Friday, December 23, 2005
The Mechanics of Steering.
(Or is it the Physics of Steering?)
Roll a wheel or for that matter any round flat object even something as small as a coin on a flat surface and it will roll in a circle. It will continue rolling in ever decreasing circles until it finally falls and settles in one spot. This is a demonstration of the law of gyroscopics. That a spinning wheel will remain upright as long as it keeps spinning.
Most people know that this is what keeps a bicycle upright while in motion and if you stop you fall over as all cyclists do at least once in their lifetime. Also a spinning wheel (Or rolling coin.) as it looses momentum and starts to fall it will turn in the direction it is falling, which is why it rolls in a circle.
This law of physics gives a bicycle a simple built-in self steering capability. You can demonstrate this to yourself by holding a wheel in both hands by the spindle and spinning it. The first thing you will notice is that the wheel wants to stay upright in the same plane, demonstrating the first law mentioned in the opening paragraph.
If you forcibly move the top of the wheel to the left or right as it is spinning it will also turn in the direction you are leaning it. Just as a rolling coin will turn in the direction it is falling. So as you lean a bicycle into a corner it will steer itself around the corner. Let’s not forget the rear wheel. Although it is in a fixed position within the frame and cannot turn, it is still spinning and leaning therefore assisting in steering the bike around the corner.
This also explains the importance of a frame being straight with both wheels in the exact same plane. If a frame is twisted one wheel is always leaning and therefore always steering the bike in that direction. In normal riding conditions you may not even notice this as you will automatically and subconsciously correct this by steering in the opposite direction. But try riding hands off and the bike will pull to the left or right. Make sure you are on a level surface as a camber in the road will also cause you to move in that direction.
There are some who argue if it is the gyroscopic motion of a spinning wheel that keeps a bicycle upright, how come it is possible to ride at a slow walking pace? The answer is that it is not all gyroscopics, it is balance. The law in balancing anything is that the center of gravity of the object be directly over the point of contact with whatever the object is balancing on. In theory it should be possible to balance a golf ball on a pin head.
Someone walking on a high wire, as they start to fall to the left will shift their body, therefore their center of gravity to the right. Balancing a broom on your hand is a relatively easy trick because you simply move your hand in the direction the broom starts to fall keeping your hand directly under the broom’s center of gravity.
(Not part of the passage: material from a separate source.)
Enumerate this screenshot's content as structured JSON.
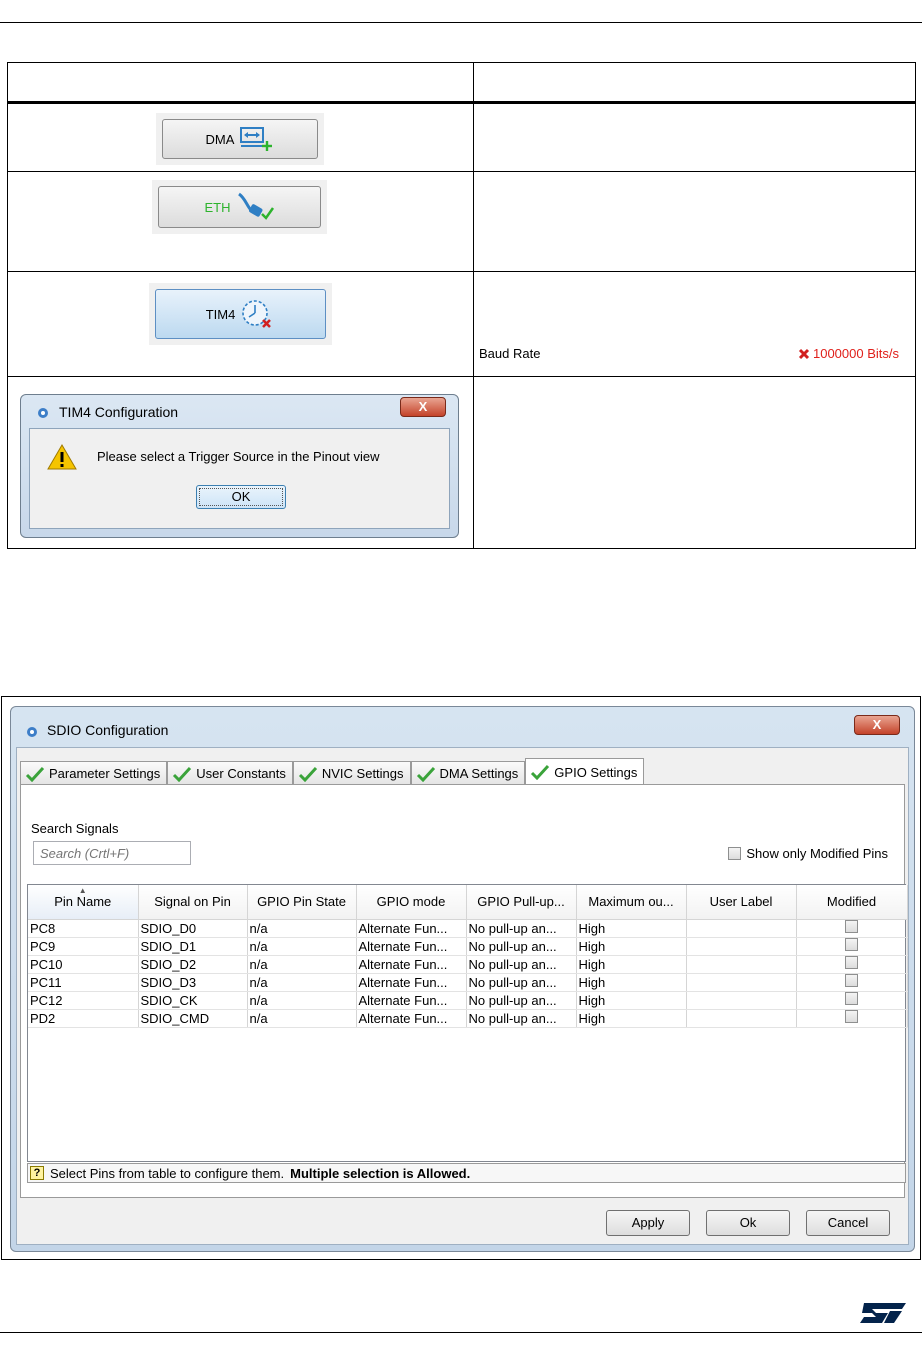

Have you noticed also that it is easier to balance a broom on your hand with the head of the broom up, than it is to balance a lightweight stick on your hand? The center of gravity of the lightweight stick is somewhere in its center, whereas the upturned broom has a center of gravity near the top where the head is.
A bicycle and rider has a high center of gravity; the bike can be twenty pounds or less while the rider is a hundred pounds or more. Center of gravity is somewhere in the middle of the rider, three feet or more from the ground. And just like the high center of gravity of the upturned broom, this works in favor of the bicycle and rider when it comes to balancing.
When riding very slowly, as the bike and rider fall to the left the bike turns to the left. The rider corrects this by steering to the right, then back again as the rider starts to fall in the opposite direction. What the rider is doing is moving the bike from left to right under them just like moving your hand under the upturned broom. And just like the simple broom balancing trick there is no conscious thought process to this, it is automatic.